Les câbliers de la Belle époque aux Trente glorieuses

Vendredi 24 novembre, avec l’association des Amis des câbles sous-marins (AACSM), Gérard Fouchard, ingénieur spécialiste des communications sous-marineS, a animé au Transbordeur, 32 avenue Gambetta, une conférence gratuite sur les navires-câbliers à La Seyne sur Mer de la Belle époque aux 30 glorieuses.

Depuis 1865, la silhouette des navires-câbliers est présente dans la rade et fait partie de l’environnement des Seynois. Peu toutefois savent que la base marine d’Orange a été construite entre 1881 et 1883 au moment du « comblage », c’est-à-dire du tout début de la construction du port de Brégaillon.

Ainsi, à la « Belle époque », entre 1880 et 1914, la France a défini sa politique des câbles sous-marins télégraphiques. Elle était très en retard sur les Britanniques qui avaient déjà connecté Londres à l’ensemble des colonies de la Couronne. L’usine de La Seyne reste en exploitation jusqu’en 1956 et fabrique des câbles sous-marins à la demande. Le panache de fumée noire qui s’échappe de la cheminée annonce aux Seynois la prochaine fabrication et une embauche pendant plusieurs semaines. Une fabrication demande plusieurs centaines d’ouvriers en plus des permanents du câblier La Charente et de l’usine. Si les images des navires sont courantes, celles de l’usine sont rares. La presse relate parfois la visite d’une personnalité parisienne ou d’un parlementaire en mission. Le secret est la règle. En 1956, le développement du téléphone et les premiers satellites obligent à fermer l’usine.

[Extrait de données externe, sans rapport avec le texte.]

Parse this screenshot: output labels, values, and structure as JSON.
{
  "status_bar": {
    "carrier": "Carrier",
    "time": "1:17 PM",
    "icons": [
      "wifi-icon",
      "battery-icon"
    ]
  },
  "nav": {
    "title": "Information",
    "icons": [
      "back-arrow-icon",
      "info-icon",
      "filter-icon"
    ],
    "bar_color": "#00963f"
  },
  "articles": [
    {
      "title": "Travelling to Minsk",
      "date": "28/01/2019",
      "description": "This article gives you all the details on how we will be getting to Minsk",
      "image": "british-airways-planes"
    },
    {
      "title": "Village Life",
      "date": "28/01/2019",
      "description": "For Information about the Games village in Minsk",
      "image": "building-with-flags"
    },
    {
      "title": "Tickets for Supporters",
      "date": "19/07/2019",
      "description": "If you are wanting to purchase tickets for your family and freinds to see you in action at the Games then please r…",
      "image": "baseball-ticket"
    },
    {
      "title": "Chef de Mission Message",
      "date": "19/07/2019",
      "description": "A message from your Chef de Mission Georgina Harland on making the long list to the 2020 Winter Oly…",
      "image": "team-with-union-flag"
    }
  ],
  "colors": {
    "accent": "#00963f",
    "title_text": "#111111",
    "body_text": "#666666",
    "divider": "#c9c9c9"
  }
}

Au cours des années 70, le câble sous-marin renait pour transmettre le téléphone au-delà des mers. L’administration des PTT lance un grand programme d’équipement et de transformation de la vieille usine pour créer un grand complexe maritime orienté vers l’entretien des câbles sous-marins téléphoniques de la Méditerranée. La darse des câbliers est agrandie et approfondie pour accueillir des navires modernes, le Marcel Bayard (1961) et le Vercors (1974). Doté d’un centre d’exploitation de circuits internationaux, ce vaste complexe des télécommunications sert de vitrine à la politique industrielle des télécommunications françaises et constitue également le premier élément du port de commerce de Brégaillon. L’auteur relate cette période de 25 ans entre 1970 et 1985 au cours de laquelle, le téléphone est devenu un objet usuel et où La Seyne était au centre du monde des … sous-marins. Aujourd’hui, à l’heure de l’Internet, l’opérateur historique Orange tire profit de 150 ans d’expérience dans l’entretien du réseau de Méditerranée, de la mer Noire et de la mer Rouge et vous trouvez quelquefois un navire en attente dans la darse des câbliers, le NC Raymond Croze

Des PTT à Orange Marine

Gérard Fouchard a fait toute sa carrière dans les câbles sous-marins. Ingénieur des travaux, chef de mission à bord des navires câbliers (1965-1973), il est ensuite chargé de la reconversion de l’usine de La Seyne sur Mer en base d’entretien du réseau de Méditerranée (1974-1983). Ensuite, il travaille à la promotion de câbles sous-marins reliant l’Europe à l’Asie du sud-est (Systèmes SEA-ME-WE).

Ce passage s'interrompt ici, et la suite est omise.